RIF procedures also are at issue in a number of legal actions focusing on the estimated more than 20,000 probationary employees who were laid off en masse in February. Two federal district judges had held that the layoffs were effectively a RIF ordered by OPM even though it has no such authority. They further held that the RIFs targeting only that category of employee contrary to RIF policies, and that the administration further didn’t follow required procedures, such as giving retention preference to veterans and those with higher performance ratings.
However, their orders requiring some 20 agencies—who account for the large majority of federal employees—to offer reinstatement to those already fired have since been lifted by higher courts. Until the higher courts acted, agencies had been working to rehire those persons, in many cases putting them on paid administrative leave for the interim but in some cases returning them to the job.
Separate from those court cases, some agencies had acted on their own to rehire certain probationary employees after deciding they needed them after all. Their jobs may still not be safe, however, and uncertainty is even higher among others—with at least some who were fired, then reinstated, now facing being fired again.
Adding to that uncertainty is the decision by the Office of Special Counsel to not pursue prohibited personnel practice complaints on behalf of probationers.
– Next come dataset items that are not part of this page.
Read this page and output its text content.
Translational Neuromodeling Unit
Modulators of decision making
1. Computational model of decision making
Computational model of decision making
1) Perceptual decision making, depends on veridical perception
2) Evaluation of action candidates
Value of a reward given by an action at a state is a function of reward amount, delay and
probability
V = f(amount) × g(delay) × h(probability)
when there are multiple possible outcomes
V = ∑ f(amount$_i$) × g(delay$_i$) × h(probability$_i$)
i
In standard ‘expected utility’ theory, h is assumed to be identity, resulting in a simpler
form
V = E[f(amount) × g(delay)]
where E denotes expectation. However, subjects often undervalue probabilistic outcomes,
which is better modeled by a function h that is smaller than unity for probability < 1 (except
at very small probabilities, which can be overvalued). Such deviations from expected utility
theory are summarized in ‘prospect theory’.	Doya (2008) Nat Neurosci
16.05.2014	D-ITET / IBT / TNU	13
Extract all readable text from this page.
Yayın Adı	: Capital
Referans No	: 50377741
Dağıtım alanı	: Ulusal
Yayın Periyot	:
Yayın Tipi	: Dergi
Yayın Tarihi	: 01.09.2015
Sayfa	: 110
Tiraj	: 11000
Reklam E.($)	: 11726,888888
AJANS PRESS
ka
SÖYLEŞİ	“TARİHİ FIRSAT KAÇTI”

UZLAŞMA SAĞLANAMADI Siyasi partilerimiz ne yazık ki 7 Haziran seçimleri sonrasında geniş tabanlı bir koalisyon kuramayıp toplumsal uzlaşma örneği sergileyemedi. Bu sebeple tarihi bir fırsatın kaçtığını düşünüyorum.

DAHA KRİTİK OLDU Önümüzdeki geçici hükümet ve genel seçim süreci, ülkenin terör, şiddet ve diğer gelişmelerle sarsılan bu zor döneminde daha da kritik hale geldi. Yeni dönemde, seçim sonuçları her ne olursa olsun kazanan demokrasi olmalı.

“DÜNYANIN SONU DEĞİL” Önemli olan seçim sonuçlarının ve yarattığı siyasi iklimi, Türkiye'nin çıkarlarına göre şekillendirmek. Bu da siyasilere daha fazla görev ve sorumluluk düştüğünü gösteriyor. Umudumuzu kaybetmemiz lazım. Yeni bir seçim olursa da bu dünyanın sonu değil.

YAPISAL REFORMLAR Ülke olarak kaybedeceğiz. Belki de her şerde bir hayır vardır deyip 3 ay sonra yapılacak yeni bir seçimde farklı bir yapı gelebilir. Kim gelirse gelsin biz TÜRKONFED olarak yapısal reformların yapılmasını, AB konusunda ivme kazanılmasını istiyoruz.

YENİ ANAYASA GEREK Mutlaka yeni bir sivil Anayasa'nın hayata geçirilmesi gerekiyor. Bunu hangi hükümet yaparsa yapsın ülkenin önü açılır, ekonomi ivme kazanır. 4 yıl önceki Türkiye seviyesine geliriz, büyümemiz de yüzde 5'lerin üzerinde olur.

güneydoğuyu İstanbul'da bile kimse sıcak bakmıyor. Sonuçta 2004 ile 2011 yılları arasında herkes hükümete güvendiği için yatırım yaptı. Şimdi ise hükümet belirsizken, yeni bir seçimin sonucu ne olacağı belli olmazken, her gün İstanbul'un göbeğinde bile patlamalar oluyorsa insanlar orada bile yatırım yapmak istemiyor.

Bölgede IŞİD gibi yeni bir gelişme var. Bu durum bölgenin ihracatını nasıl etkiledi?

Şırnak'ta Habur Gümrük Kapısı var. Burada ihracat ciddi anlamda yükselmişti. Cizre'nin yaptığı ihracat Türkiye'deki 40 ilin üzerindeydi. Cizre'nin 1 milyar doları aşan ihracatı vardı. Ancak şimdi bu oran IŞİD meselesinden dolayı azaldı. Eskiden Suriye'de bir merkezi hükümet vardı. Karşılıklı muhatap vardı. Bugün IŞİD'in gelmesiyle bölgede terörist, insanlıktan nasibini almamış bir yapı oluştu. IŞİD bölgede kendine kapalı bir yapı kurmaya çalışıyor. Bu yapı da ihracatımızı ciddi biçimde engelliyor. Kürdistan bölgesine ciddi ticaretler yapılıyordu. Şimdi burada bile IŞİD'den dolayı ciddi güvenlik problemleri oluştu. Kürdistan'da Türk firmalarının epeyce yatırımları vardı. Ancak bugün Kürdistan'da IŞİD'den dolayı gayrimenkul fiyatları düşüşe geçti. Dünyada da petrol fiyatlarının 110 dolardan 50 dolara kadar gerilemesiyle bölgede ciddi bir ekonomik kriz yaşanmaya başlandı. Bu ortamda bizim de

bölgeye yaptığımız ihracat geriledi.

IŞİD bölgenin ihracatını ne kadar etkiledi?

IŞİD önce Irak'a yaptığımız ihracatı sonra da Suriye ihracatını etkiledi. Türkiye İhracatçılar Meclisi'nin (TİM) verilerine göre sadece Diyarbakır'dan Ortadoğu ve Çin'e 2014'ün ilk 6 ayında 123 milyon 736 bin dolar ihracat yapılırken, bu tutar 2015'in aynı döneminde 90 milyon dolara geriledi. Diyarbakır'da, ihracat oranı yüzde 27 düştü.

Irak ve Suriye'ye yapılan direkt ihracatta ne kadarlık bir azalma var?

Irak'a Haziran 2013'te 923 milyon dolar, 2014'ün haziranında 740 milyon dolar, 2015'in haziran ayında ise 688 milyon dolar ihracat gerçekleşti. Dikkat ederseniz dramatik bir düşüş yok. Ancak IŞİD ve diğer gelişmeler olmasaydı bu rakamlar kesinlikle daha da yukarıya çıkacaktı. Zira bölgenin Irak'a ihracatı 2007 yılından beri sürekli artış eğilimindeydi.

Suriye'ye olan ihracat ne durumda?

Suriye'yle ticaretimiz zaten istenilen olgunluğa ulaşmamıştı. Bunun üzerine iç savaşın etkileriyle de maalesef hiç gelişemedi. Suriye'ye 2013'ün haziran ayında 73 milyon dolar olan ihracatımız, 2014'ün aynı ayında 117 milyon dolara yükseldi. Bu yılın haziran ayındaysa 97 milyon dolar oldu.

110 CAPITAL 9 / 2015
That decision from an agency now being run by U.S. Trade Representative Jamieson Greer reversed the course that had been set by Special Counsel Hampton Dellinger before he was fired by the White House.
Meanwhile, a temporary MSPB order that Dellinger had successfully sought to require the Agriculture Department in particular to reinstate its fired probationers has expired and the OSC now almost certainly won’t seek an extension or a new order.
Separately, the federal courts have before them suits challenging layoffs that have been announced or that are already under way—commonly by putting employees on administrative leave for the meantime, at numerous individual agencies, or parts of them. Those include, most recently, a new suit against layoffs at USAID and orders temporarily halting layoffs at the Consumer Finances Protection Bureau and U.S. Agency for Global Media.